この日、宇都宮駅前での用事を済ませたのは、ちょうど空腹を覚える昼時であった。
念の為、宇都宮といえば餃子で名高い事を自分の中で確認して、
その結果、この日は宇都宮で餃子を食べない事にした。
なぜか餃子の事を考えた時に佐野ラーメンが無性に食べたくなってしまったからだ。
ひとまず車を走らせ、佐野藤岡インターから佐野市街にたどり着いた。
一旦、コンビニの駐車場に入り、どの店に行くかを決める事にし、
一度行った事のある老舗と、元気のありそうな人気店の2択まで絞り、自らを苦しめた。
10秒ほど悩んだ結果、後者に行く事にした。もちろん定休日か否かのチェックを済ませて。
私が選んだのは、「らーめん大金」というGoogle評価がずば抜けて高い人気店だ。
そういう評価なんて気にしませんよ、自らの嗅覚で店は選びますよ。
というような食通像に程遠い点が、私に残された可愛げでもあるのだ。
食後に撮った写真なので待ち客は減っているが、私が到着した時は15人ほどが店外で待っていた。

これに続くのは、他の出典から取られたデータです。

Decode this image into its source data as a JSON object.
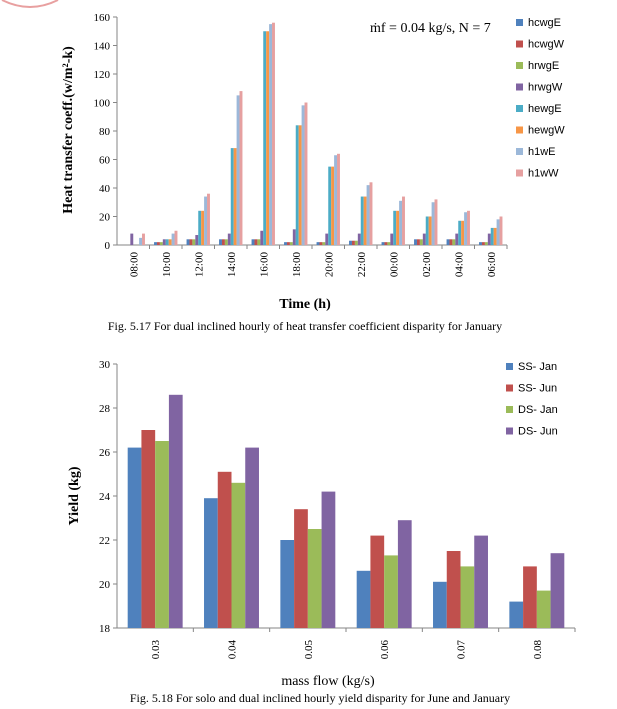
{
  "figures": {
    "fig1_caption": "Fig. 5.17 For dual inclined hourly of heat transfer coefficient disparity for January",
    "fig2_caption": "Fig. 5.18 For solo and dual inclined hourly yield disparity for June and January"
  },
  "chart_data": [
    {
      "type": "bar",
      "title": "",
      "annotation": "ṁf = 0.04 kg/s, N = 7",
      "xlabel": "Time (h)",
      "ylabel": "Heat transfer coeff.(w/m²-k)",
      "ylim": [
        0,
        160
      ],
      "yticks": [
        0,
        20,
        40,
        60,
        80,
        100,
        120,
        140,
        160
      ],
      "categories": [
        "08:00",
        "10:00",
        "12:00",
        "14:00",
        "16:00",
        "18:00",
        "20:00",
        "22:00",
        "00:00",
        "02:00",
        "04:00",
        "06:00"
      ],
      "legend_position": "right",
      "grid": false,
      "series": [
        {
          "name": "hcwgE",
          "color": "#4f81bd",
          "values": [
            0,
            2,
            4,
            4,
            4,
            2,
            2,
            3,
            2,
            4,
            4,
            2
          ]
        },
        {
          "name": "hcwgW",
          "color": "#c0504d",
          "values": [
            0,
            2,
            4,
            4,
            4,
            2,
            2,
            3,
            2,
            4,
            4,
            2
          ]
        },
        {
          "name": "hrwgE",
          "color": "#9bbb59",
          "values": [
            0,
            2,
            4,
            4,
            4,
            2,
            2,
            3,
            2,
            4,
            4,
            2
          ]
        },
        {
          "name": "hrwgW",
          "color": "#8064a2",
          "values": [
            8,
            4,
            7,
            8,
            10,
            11,
            8,
            8,
            8,
            8,
            8,
            8
          ]
        },
        {
          "name": "hewgE",
          "color": "#4bacc6",
          "values": [
            0,
            4,
            24,
            68,
            150,
            84,
            55,
            34,
            24,
            20,
            17,
            12
          ]
        },
        {
          "name": "hewgW",
          "color": "#f79646",
          "values": [
            0,
            4,
            24,
            68,
            150,
            84,
            55,
            34,
            24,
            20,
            17,
            12
          ]
        },
        {
          "name": "h1wE",
          "color": "#9cb8d9",
          "values": [
            5,
            8,
            34,
            105,
            155,
            98,
            63,
            42,
            31,
            30,
            23,
            18
          ]
        },
        {
          "name": "h1wW",
          "color": "#e6a0a0",
          "values": [
            8,
            10,
            36,
            108,
            156,
            100,
            64,
            44,
            34,
            32,
            24,
            20
          ]
        }
      ]
    },
    {
      "type": "bar",
      "title": "",
      "xlabel": "mass flow (kg/s)",
      "ylabel": "Yield (kg)",
      "ylim": [
        18,
        30
      ],
      "yticks": [
        18,
        20,
        22,
        24,
        26,
        28,
        30
      ],
      "categories": [
        "0.03",
        "0.04",
        "0.05",
        "0.06",
        "0.07",
        "0.08"
      ],
      "legend_position": "right",
      "grid": false,
      "series": [
        {
          "name": "SS- Jan",
          "color": "#4f81bd",
          "values": [
            26.2,
            23.9,
            22.0,
            20.6,
            20.1,
            19.2
          ]
        },
        {
          "name": "SS- Jun",
          "color": "#c0504d",
          "values": [
            27.0,
            25.1,
            23.4,
            22.2,
            21.5,
            20.8
          ]
        },
        {
          "name": "DS- Jan",
          "color": "#9bbb59",
          "values": [
            26.5,
            24.6,
            22.5,
            21.3,
            20.8,
            19.7
          ]
        },
        {
          "name": "DS- Jun",
          "color": "#8064a2",
          "values": [
            28.6,
            26.2,
            24.2,
            22.9,
            22.2,
            21.4
          ]
        }
      ]
    }
  ]
}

とはいえ回転が良いようで、20分ほどで無事入店できた。
店内は広く、活気と清潔感にまず驚かされる。
私は1人であったが、座敷席の4人用座卓に案内して頂いた。
斜め前の座卓では、親方の隣で正座でラーメンを召し上がるお兄さんが目に入り、
自発的なのか、そのような指導の元に正座をしているのか、とても気になる光景であった。
そんな事を考えている内に、チャーシューメンと餃子が目の前に来た。
見るからにさっぱりとしたスープで、実に好みのビジュアルである。
食欲を掻き立てるような良い香りに更に期待が高まる。
宇都宮で餃子を食べなかった余波は、佐野で発現することとなり、
入店待ち中に見たメニューの餃子の写真を見て、我慢ができなくなり注文してしまった。
早速、ラーメンのスープから頂いたが、コクのある鶏ガラといった感じで、
水筒に入れて持ち歩きたいと思わせる、上品かつ後を引くスープだった。
佐野ラーメンの特徴である青竹で打った縮れ麺は、スープに良く合い、
これはみんな並んで食べちゃいますよね、と納得の一杯だった。
餃子は3ヶで310円とリーズナブルながら、中の餡はぎっしりだけれども食感は軽いという、
高次元で矛盾した、ビールの欲しくなるタイプのものだった。
結果とても満足し、佐野に寄ったことが大正解と思えたある日のランチだった。